Dans la Mayenne des porcelets sont passés entre les rouages des machines dont on se sert pour tuer, parce qu'ils
étaient trop petits. Alors on les a jetés vivants dans les brasiers. On ne peut nier que ces scènes d'horreur aient provoqué une prise de conscience, et je crois qu'il appartient à des gens qui ont fait politiquement leurs preuves, non
pas de mélanger hommes et bêtes, en disant trop abruptement qu'il y a entre eux une communauté de destin, mais de dénoncer, au titre de
l'humanité de l'Homme, de la solidarité des vivants et de la lutte contre le commerce mondial, l'élevage intensif en batterie et certains modes barbares de transport et d'abattage. Cela me paraît plus
urgent que de combattre la chasse ou la corrida qui, comme les sacrifices antiques, ont un riche contenu anthropologique.
Que répondriez-vous à ceux qui pourraient vous
reprocher de succomber au mythe de
«
l'Arche de
Noé» ? Si l'on est néo-darwinien, il faut bien admettre que certaines espèces disparaissent. Par ailleurs d'autres sont artificiellement fabriquées par l'Homme, notamment les races de chiens...
C'est là qu'il faut faire référence de nouveau aux travaux de Patrick Tort qui a mis l'accent sur« l'effet
réversible de l'évolution» (24). Arrivés à un niveau de civilisation conforme à notre degré d'évolution, nous sommes amenés à agir contre la sélection naturelle. Prenons l'exemple du trafic des bêtes exotiques: nous ne pouvons, nous ne devons plus nous conduire en simples agents d'une sélection
naturelle qui ne fonctionne plus comme elle a fonctionné il y a des millions d'années: c'est vrai de nos rapports entre hommes et de nos rapports avec les animaux. Il faut rester vaillamment néo- darwiniens en pensant qu'aujourd'hui le degré de civilisation auquel nous sommes parvenus nous fait veiller sur ce qui est différent, sur des êtres
fragiles et vulnérables. C'est un degré de l'évolution, de l'histoire de la nature donc, mais aussi de
l'histoire humaine qui fait que nous en sommes venus à protéger des êtres vivants.

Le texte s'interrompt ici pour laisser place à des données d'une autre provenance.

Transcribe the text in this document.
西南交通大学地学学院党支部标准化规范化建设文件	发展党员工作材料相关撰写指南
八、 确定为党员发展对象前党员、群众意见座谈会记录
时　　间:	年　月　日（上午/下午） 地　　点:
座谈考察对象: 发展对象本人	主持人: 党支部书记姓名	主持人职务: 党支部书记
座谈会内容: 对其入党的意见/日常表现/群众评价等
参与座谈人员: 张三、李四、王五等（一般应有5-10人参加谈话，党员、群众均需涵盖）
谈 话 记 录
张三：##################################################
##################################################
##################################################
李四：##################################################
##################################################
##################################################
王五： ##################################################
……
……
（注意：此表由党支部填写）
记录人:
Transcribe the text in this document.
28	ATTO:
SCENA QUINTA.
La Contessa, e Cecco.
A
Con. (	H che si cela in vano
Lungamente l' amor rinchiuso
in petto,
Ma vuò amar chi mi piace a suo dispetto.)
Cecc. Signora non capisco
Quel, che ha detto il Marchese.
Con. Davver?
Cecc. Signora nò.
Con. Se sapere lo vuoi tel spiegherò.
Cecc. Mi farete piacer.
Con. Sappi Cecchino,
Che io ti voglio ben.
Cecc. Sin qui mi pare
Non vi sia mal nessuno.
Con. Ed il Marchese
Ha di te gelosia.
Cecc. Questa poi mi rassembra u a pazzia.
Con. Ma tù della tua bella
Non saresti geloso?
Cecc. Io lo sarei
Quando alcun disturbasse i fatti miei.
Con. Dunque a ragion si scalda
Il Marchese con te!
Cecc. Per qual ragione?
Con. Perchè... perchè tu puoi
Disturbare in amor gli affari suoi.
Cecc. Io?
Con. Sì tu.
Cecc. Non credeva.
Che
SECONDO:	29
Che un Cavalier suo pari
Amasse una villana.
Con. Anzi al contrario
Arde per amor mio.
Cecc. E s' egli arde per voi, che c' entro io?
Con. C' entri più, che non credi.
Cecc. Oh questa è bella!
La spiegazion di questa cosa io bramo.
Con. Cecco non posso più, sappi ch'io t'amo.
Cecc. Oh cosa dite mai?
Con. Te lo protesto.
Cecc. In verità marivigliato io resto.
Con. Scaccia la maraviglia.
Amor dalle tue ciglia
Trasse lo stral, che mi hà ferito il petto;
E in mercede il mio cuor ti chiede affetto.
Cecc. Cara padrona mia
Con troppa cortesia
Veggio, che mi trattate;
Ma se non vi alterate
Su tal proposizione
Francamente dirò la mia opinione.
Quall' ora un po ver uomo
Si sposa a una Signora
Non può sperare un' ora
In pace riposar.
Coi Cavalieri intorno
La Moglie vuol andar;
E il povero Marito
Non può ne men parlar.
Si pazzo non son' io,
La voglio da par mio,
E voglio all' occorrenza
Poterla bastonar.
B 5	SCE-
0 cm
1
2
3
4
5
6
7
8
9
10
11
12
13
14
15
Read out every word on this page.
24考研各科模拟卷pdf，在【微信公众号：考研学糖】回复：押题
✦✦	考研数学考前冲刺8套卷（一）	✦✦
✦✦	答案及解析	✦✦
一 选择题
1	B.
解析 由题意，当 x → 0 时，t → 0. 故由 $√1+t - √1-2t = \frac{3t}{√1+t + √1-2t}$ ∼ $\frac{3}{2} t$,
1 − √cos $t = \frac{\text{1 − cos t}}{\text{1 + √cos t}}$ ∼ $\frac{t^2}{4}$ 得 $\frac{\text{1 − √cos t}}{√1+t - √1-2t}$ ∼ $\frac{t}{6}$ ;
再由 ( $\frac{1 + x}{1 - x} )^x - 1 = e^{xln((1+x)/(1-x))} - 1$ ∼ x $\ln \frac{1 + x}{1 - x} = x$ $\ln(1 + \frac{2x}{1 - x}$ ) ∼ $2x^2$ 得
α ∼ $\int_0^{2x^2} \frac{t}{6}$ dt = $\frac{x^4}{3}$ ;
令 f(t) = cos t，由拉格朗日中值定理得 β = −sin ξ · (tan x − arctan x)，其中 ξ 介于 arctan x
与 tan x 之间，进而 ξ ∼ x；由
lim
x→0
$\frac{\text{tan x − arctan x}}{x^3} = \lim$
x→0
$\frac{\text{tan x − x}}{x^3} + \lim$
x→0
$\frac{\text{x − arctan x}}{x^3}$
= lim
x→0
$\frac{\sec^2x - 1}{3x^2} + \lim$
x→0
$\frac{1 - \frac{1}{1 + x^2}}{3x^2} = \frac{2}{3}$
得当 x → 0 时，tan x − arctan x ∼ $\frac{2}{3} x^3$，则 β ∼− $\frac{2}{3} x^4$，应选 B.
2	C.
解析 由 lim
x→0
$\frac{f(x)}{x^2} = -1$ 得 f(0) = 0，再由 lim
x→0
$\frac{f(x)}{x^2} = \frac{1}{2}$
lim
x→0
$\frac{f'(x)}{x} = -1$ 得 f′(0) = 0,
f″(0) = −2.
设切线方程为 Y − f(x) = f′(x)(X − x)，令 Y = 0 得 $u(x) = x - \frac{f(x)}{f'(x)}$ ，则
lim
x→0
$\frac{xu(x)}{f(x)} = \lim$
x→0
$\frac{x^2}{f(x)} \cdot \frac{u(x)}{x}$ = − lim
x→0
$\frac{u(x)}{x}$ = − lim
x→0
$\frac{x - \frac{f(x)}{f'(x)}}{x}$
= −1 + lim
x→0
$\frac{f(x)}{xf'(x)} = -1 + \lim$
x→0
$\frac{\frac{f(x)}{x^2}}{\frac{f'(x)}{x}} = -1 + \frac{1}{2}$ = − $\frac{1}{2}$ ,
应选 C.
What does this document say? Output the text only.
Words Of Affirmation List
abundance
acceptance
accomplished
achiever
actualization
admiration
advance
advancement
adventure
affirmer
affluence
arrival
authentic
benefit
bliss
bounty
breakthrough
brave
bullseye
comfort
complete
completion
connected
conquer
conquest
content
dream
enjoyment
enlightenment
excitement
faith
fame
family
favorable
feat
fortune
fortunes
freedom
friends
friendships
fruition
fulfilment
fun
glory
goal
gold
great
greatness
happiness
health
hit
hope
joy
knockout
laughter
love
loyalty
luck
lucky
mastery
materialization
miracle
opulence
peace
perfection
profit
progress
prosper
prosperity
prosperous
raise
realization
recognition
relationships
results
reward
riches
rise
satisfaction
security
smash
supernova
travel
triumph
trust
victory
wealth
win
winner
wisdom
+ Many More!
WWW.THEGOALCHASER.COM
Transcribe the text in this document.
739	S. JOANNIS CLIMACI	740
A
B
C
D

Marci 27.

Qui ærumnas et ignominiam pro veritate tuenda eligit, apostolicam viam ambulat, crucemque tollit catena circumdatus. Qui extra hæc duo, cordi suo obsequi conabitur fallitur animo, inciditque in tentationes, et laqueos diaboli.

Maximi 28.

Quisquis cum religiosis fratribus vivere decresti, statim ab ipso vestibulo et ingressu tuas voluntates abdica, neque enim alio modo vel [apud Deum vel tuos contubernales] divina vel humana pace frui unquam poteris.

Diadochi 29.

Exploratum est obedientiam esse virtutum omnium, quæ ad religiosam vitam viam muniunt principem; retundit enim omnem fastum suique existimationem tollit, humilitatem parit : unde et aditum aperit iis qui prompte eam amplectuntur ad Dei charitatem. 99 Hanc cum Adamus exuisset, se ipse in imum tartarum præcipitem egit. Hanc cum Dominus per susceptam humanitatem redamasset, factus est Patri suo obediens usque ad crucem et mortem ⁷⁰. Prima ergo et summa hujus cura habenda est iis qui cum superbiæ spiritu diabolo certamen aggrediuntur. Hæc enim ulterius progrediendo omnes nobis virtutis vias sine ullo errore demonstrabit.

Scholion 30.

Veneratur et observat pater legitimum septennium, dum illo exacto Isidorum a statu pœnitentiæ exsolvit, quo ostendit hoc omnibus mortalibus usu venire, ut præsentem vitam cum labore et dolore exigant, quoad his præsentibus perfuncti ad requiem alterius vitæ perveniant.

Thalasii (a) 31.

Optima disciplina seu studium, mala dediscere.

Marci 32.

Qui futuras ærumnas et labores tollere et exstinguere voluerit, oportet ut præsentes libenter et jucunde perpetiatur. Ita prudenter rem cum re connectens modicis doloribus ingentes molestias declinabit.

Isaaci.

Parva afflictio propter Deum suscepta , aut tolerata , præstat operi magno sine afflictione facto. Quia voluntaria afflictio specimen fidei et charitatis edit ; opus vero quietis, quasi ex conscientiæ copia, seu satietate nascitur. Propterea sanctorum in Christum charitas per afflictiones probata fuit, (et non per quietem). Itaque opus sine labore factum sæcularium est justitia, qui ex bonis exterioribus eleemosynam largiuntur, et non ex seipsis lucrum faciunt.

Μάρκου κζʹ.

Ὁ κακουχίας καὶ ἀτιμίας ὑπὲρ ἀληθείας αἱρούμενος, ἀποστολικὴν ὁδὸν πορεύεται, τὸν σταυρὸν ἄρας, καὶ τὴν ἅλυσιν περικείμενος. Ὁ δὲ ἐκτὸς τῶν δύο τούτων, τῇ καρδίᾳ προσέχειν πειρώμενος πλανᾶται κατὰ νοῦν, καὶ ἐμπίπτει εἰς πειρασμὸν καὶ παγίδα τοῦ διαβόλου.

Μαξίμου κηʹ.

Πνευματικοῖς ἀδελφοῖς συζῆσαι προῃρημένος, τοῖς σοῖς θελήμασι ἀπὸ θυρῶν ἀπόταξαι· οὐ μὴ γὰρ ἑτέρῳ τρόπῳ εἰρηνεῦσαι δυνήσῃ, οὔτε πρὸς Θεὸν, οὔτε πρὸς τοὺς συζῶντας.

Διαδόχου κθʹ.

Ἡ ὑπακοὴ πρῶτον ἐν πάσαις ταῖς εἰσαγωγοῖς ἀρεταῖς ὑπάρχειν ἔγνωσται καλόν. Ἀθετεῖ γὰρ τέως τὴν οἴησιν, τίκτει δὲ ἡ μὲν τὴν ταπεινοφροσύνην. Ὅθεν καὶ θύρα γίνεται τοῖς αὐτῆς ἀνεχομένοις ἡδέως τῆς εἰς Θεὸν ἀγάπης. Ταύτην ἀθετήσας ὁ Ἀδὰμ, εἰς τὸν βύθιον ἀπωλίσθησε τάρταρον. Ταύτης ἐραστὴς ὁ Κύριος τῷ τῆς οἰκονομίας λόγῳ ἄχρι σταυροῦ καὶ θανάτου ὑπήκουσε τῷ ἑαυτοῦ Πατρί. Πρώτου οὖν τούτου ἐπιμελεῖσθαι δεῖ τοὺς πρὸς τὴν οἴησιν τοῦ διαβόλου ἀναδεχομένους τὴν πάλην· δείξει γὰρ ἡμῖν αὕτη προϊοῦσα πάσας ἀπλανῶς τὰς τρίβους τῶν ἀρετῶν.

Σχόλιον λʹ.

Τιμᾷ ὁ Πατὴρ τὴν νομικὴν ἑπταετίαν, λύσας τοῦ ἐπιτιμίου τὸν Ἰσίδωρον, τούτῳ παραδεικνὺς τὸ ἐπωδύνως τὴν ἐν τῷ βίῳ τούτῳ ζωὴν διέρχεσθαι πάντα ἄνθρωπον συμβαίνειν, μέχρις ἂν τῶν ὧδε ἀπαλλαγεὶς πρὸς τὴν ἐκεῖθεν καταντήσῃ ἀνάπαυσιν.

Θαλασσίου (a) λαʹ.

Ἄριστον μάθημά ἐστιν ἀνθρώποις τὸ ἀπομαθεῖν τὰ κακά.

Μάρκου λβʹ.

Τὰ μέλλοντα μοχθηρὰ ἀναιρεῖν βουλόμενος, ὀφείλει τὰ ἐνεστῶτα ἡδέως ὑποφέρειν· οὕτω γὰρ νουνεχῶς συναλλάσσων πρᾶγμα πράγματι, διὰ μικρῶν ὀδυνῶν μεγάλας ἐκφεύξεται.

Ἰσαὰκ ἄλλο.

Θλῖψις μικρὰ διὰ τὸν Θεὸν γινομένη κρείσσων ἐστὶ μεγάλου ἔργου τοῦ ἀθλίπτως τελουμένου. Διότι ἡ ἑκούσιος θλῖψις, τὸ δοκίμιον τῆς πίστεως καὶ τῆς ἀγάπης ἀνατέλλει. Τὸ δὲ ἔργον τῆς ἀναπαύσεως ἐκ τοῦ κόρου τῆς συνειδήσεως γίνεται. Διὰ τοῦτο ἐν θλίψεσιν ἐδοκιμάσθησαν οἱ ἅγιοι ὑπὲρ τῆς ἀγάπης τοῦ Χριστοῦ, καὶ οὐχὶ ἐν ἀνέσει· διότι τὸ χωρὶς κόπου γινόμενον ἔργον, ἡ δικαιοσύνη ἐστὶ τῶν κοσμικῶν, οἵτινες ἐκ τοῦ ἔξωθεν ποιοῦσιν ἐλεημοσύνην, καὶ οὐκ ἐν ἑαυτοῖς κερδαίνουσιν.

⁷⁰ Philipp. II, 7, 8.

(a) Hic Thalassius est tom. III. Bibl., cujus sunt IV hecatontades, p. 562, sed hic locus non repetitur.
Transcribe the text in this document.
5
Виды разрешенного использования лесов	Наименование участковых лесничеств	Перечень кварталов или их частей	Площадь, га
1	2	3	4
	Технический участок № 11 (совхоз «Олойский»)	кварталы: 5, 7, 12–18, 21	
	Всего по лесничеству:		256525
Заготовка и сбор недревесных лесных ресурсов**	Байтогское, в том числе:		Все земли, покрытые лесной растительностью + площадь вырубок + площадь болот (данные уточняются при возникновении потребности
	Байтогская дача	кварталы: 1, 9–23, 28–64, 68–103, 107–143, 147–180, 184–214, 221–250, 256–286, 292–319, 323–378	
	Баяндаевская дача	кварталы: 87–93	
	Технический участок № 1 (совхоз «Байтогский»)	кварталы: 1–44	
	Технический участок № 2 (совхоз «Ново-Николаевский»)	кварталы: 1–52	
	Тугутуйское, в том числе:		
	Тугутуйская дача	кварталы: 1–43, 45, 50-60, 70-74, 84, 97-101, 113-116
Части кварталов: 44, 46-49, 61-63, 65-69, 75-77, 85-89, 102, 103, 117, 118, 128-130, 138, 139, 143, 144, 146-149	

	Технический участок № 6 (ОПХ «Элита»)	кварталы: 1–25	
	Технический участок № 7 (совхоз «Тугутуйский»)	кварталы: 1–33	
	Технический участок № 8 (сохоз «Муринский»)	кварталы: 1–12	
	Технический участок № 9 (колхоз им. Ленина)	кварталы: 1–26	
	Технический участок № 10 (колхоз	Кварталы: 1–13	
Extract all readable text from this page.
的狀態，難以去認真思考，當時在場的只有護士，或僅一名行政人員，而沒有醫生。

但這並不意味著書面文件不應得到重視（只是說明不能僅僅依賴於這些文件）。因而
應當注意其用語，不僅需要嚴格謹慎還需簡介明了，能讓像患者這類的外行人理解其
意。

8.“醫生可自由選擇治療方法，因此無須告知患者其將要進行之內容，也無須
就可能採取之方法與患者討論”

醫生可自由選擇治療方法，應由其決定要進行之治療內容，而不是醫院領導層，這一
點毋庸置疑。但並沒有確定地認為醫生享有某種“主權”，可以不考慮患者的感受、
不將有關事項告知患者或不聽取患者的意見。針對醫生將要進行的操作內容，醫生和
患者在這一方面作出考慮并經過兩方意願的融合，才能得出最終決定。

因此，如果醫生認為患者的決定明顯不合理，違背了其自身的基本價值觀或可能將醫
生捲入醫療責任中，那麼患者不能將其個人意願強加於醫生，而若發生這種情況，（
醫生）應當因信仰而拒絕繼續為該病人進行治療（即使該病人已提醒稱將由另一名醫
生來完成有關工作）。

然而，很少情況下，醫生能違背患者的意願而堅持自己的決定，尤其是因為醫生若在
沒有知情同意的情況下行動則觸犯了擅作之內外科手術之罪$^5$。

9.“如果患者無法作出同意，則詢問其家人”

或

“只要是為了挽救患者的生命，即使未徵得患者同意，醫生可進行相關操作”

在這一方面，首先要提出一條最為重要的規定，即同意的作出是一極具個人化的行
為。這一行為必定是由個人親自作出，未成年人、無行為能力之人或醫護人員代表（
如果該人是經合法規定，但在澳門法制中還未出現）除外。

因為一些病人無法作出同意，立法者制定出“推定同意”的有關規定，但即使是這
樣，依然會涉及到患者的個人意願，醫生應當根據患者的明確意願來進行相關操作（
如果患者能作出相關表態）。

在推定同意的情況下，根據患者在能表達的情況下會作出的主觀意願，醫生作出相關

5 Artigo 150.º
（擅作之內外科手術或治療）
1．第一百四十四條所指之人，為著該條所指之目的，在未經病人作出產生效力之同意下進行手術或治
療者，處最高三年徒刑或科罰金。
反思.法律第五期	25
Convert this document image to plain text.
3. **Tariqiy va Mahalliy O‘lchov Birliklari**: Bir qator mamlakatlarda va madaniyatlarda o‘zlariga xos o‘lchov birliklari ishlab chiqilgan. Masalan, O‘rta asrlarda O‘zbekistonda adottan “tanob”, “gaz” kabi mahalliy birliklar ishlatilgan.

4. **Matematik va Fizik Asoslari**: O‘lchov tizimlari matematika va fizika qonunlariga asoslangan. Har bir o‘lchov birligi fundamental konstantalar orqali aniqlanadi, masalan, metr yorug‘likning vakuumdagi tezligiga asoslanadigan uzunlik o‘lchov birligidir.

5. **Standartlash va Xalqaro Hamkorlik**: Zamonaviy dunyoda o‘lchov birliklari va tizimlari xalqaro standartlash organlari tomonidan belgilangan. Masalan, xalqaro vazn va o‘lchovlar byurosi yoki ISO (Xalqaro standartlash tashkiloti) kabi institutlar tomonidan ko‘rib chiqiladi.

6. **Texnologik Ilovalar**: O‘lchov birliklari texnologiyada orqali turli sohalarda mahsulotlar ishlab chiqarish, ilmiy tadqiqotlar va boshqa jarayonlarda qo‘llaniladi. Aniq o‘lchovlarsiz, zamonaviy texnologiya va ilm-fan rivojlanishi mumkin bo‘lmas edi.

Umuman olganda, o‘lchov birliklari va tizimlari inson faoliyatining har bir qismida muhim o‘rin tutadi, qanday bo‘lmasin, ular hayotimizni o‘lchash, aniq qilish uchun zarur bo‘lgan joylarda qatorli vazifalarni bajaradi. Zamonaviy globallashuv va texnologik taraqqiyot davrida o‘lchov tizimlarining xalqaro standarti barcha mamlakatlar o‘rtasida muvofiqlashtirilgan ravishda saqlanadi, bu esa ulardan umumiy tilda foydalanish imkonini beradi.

Ne seriez-vous pas un peu spinoziste ?
Je suis spinoziste quand Spinoza affirme que nul ne sait ce que peut un corps, et quand il définit ce qui est pour lui l'essence d'un être: l'effort pour persévérer dans l'être qui lui est propre (25). Mais sur la question des bêtes, il aurait pu faire mieux!
Si l'on admet l'unité de l'Être, y compris l'unité de l'Être vivant, peut-on dire que la question du
passage d'une forme de l'Être à une autre engage notre responsabilité, nous qui sommes, paraît-il, les plus conscients, qui avons les moyens technologiques de veiller, etc. Est-ce ainsi qu'il faut répondre?
Oui,
exactement! Nous revenons alors à l'ontologie de la vie et à la responsabilité de celui qui peut plus envers celui qui peut moins.